Walmart (No. 26 on DiversityInc’s 2022 Top 50 Companies for Diversity list) is one example of a company that’s invested in upskilling. The company launched a global Walmart Academy that allows its 2.3 million associates to participate in both digital and in-person learning. Some of the courses offered through the academy include retail training that is job-specific, well-being courses and leadership courses.
The academy focus on three key areas: developing on-the-job skills, growth skills for associates and leadership skills for managers. When talking about its on-the-job skills training, Walmart said it offers this training to help employees “grow and be successful in the job they’re in today,” whereas the other two areas are focused on helping employees prepare for opportunities that could arise in the future.
Marriott International (a DiversityInc Hall of Fame company) has invested in upskilling for recent college graduates through its Global Voyage Leadership Development program. The 12- to 18-month program provides future leaders within the company with in-person and online training across disciplines like finance, culinary, engineering, event management, revenue management, rooms operations and more.
Upskilling is one way to meet the talent challenges employers face. Another path forward is reskilling.
When an employee is reskilled, they are learning new skills to do a completely different job rather than learning new skills that apply to their current job. Through the academy, Walmart also focuses on “helping associates for new roles in retail.”
“For example, just a few years ago, we didn’t have InHome Delivery specialists,” according to a Walmart press release. “As customer shopping habits evolve, this role is becoming increasingly important to our customers. Walmart Academy will train associates to build new skills and prepare them for new career opportunities.”
Tips for Designing Learning Management Systems
When it comes to upskilling and reskilling employees, it’s important to have a strategy centered around employee goals and aspirations. PwC has a learning management philosophy it calls infinite learning where the company finds ways to make learning accessible and flexible for its staff, whether they want to learn in “bite-sized chunks or longer chunks” so people can learn “when they need it, how they need it, wherever they need it,” said Leah Houde, Chief Learning Officer at PwC (a DiversityInc Hall of Fame company).
It took some time to meet the needs of employees to deliver learning in the best way. Learning management systems (LMS) don’t necessarily make it easy for employees to navigate their choices. These systems don’t take in who the person is, what their job is and which course of the thousands of choices there they should take.

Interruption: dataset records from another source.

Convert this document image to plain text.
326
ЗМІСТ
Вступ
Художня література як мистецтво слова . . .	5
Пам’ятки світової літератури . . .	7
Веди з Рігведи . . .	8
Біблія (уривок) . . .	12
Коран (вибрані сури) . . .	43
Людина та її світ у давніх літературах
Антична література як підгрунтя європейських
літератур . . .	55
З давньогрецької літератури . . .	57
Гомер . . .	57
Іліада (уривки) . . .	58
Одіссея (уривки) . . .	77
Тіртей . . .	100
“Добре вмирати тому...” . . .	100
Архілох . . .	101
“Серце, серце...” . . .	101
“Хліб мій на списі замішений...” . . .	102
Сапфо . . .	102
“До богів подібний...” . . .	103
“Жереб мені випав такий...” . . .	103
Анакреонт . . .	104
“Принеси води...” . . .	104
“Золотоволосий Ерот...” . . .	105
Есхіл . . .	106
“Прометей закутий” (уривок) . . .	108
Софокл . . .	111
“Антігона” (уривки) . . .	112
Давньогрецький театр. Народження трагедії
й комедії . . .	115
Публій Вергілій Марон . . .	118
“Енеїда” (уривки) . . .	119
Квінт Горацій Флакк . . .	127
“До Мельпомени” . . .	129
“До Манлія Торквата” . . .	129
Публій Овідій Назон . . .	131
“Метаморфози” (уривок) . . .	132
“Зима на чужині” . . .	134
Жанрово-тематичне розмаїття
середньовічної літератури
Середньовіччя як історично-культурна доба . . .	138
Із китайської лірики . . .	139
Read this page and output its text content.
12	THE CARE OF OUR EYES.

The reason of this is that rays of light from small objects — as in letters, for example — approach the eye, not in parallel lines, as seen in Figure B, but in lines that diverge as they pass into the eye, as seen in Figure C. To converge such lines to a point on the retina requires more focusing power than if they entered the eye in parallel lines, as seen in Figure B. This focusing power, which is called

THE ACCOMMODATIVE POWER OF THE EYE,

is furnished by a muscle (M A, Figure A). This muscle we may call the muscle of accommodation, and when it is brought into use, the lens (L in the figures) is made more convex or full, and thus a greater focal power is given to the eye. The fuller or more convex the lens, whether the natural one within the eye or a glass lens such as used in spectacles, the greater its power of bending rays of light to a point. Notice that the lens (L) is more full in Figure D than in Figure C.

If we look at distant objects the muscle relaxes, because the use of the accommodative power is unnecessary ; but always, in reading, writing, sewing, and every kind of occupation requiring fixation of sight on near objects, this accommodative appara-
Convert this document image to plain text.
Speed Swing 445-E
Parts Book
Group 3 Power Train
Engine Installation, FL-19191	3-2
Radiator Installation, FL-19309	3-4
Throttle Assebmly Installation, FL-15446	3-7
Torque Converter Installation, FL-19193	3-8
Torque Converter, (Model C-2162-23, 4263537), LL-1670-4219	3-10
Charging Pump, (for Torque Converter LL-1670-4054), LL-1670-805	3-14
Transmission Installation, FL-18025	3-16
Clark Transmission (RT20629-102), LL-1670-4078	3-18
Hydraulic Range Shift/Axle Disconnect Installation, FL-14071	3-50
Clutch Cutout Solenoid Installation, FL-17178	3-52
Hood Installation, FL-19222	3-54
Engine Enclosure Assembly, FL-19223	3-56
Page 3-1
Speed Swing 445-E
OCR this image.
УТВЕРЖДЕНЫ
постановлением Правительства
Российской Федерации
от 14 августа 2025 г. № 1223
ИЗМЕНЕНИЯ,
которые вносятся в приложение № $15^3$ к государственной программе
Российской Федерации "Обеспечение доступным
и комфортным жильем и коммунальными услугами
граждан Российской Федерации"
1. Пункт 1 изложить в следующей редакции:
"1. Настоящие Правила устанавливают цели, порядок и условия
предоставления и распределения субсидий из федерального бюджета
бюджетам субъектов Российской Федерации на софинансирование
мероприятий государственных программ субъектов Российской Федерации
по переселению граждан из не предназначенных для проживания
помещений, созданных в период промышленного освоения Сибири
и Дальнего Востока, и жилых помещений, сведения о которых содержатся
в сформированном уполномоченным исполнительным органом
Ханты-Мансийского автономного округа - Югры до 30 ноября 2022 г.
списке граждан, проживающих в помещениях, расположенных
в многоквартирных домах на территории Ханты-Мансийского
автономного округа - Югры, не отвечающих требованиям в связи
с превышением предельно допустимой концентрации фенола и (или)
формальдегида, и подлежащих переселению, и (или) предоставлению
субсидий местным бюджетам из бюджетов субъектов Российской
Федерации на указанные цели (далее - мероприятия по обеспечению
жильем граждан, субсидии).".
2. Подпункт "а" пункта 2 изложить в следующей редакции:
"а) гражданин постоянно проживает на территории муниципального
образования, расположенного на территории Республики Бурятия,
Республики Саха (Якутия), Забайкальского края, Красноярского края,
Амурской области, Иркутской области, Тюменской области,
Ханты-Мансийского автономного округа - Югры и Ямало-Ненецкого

“We recognized that we needed to create something that was going to be more personalized and simpler for people to engage in. We created our own tool called My Learning that helps our staff create their own personalized learning plans. We’ve worked with the business to populate some portions of those learning plans with courses that the business feels are most important for people at those stages of their career to take, given the skills that the business needs folks to have,” she said.
“But there’s also flexibility. We create a list of recommended learning, given both where people are in their careers and also answers to some questions that we asked them about who they want to be in the next few years. And we create a set of recommended courses for them to take to help them build the skills that they may not have yet or may not need yet on the projects that they’re currently working on, but will help them grow for the future. Those are two ways that we’re thinking in the broader scale about upskilling and reskilling and also at this individual personalized scale.”
Setting Goals for Upskilling
Launching your own learning and development courses for targeted upskilling starts with setting goals. Here are a few things to ask employees, leaders and stakeholders within your organization:
- What skills are needed to support a particular business function?
- How can we increase retention through upskilling?
- What types of learning opportunities are needed to support the growth plans of the organization?
- How can we utilize reskilling? Where are there opportunities to teach employees the skills needed to move to other roles within the company?
Once you’ve asked these questions, think about what your learning management system will look like, just as PwC did. How long should each session be? Where will in-person training be held? Should employees be able to attend upskilling and reskilling training on a full-time and part-time basis? How is progress being tracked and accounted for in the employee’s work day?
Answering these questions and seeing the results will take time, but as companies like Walmart, Marriott and PwC have shown, upskilling is worth the investment.